Using a service account and setting the environmental variable GOOGLE_APPLICATION_CREDENTIALS takes the highest precedence on gcloud over all other methodologies. Update (2021–03–24): In consideration for security, especially for local development and direct user facing computers, using service account JSONS may not be the safest. While we still recommend service account JSONS with GOOGLE_APPLICATION_CREDENTIALS for running code in production type environments, we recommend using gcloud auth application-default login for local development.

Using gcloud auth application-default login

The gcloud auth application-default login command creates a credentials JSON named application_default_credentials.json embedded within the environment under a .config/ directory. This approach is very similar to the service account method above except instead of manually configuring a service account and downloading a JSON file of credentials, the user authenticates and the credentials attached to the user are automatically generated. This is not the recommended method as it takes lower precedence than setting GOOGLE_APPLICATION_CREDENTIALS . Update (2021–03–24): In consideration for security for local machines this is the preferred method of authentication.

Authenticating as a User

Running gcloud auth login or following the gcloud init login flow authenticates you as a user- but how is this different from the above two methods which use service accounts?

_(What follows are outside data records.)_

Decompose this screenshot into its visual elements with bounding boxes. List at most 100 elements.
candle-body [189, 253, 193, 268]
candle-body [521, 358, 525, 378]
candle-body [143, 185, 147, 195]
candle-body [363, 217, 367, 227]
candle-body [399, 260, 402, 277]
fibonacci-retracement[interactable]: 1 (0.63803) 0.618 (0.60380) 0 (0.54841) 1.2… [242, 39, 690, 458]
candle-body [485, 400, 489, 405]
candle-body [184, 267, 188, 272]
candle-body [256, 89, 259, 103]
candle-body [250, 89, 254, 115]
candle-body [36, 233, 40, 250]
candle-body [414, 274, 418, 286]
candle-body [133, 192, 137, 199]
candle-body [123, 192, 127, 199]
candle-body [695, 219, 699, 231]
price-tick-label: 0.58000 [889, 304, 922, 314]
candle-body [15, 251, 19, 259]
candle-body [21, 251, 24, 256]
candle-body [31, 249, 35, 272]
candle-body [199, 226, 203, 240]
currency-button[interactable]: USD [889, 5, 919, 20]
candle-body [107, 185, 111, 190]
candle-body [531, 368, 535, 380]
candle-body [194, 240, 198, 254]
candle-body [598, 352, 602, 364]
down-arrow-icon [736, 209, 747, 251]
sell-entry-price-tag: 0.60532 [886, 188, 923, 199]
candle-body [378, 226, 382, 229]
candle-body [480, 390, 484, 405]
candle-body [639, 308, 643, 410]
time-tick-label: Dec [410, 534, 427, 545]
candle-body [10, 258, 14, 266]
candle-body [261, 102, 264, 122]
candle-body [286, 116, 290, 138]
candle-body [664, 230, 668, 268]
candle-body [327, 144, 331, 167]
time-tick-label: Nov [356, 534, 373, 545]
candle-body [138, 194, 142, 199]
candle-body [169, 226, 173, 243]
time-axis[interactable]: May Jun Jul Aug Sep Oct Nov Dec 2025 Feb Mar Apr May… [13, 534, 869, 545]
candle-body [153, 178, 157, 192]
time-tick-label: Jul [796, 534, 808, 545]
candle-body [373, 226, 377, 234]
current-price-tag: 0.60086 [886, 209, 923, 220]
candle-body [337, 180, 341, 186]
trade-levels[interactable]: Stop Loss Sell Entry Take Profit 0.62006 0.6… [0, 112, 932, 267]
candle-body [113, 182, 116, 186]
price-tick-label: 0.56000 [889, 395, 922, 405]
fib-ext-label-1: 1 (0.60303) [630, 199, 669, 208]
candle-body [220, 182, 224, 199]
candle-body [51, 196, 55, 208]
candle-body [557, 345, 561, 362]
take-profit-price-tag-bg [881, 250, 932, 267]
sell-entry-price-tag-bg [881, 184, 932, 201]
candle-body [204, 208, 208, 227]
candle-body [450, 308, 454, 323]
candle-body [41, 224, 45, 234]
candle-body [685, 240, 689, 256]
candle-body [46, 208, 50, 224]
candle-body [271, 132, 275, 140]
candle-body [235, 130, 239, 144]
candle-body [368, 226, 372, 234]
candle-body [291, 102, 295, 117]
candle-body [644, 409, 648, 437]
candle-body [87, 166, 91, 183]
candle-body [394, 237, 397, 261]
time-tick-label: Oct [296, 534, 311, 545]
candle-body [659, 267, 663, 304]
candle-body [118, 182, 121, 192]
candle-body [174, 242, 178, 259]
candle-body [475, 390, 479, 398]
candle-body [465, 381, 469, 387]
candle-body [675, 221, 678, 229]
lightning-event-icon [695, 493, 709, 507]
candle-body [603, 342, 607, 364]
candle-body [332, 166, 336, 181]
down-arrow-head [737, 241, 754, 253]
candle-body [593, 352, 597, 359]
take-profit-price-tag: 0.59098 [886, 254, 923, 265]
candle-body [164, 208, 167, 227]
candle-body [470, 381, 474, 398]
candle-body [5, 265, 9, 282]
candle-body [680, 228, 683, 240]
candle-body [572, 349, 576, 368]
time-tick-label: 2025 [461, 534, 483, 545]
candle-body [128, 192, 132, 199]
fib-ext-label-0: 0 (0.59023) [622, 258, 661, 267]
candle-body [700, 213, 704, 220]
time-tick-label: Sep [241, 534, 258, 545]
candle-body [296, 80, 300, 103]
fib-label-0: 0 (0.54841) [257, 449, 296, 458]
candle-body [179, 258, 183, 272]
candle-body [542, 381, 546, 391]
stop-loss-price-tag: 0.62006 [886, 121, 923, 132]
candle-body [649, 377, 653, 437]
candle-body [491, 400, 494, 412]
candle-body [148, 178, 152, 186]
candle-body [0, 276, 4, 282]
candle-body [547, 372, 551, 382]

  1. Authenticating as a user should only be done when doing administrative tasks as a user (ie: setting up service accounts, manually running gsutil commands), not when programmatically accessing GCP such as in a Python or Go script.
  2. Unlike using the service account methods, authentication is not done via a JSON file but instead is done through tokens.
  3. By using gcloud auth login or gcloud init, gcloud, gsutil and bq commands begin running commands as a user account. It is also possible to use a service account with all of these tools. A general guide for both methods of authenticating with these command line tools can be found here.

What Takes Precedence?

  1. If running a gcloud, gsutil, and bq command line tools without authentication as a service account (this is the default when running gcloud auth login or gcloud init), the user account will take precedence.
  2. If programmatically using GCP resources (ie: in a script with google.cloud libraries), a service account will be invoked and the environmental variable GOOGLE_APPLICATION_CREDENTIALS takes precedence over all other methodologies.
  3. In the service account case, if GOOGLE_APPLICATION_CREDENTIALS is not found, secondary application-default credentials will be invoked depending on operating system or the Google Service used. For example, on a Windows OS, gcloud looks for %APPDATA%/gcloud/application_default_credentials.json while on a non-Windows OS, gcloud looks for $HOME/.config/gcloud/application_default_credentials.json. See this link for searching for where your default credentials are listed.
  4. On a GCP resource such as App Engine, Compute Engine or Google Kubernetes Engine a metadata database is queried to grab the service’s own credentials.

If none of the conditions are met, GCP fails to authenticate and one will run into permission errors.

Conclusion

Now that we have validated that the correct entity has been authenticated with Google Cloud Platform, are you still running into the same permission issues? If so, stay tuned for part 2 where we discuss GCP service permissions¹.

  1. As of publication of this article in April 2019 there is a known IAM policy bug which occurs when deleting a service account and recreating a service account with the same name. The IAM policy binding of the deleted service account is not immediately removed upon deletion. It is required to to manually remove then re-add the service account’s policy binding to properly grant the IAM roles to the service account.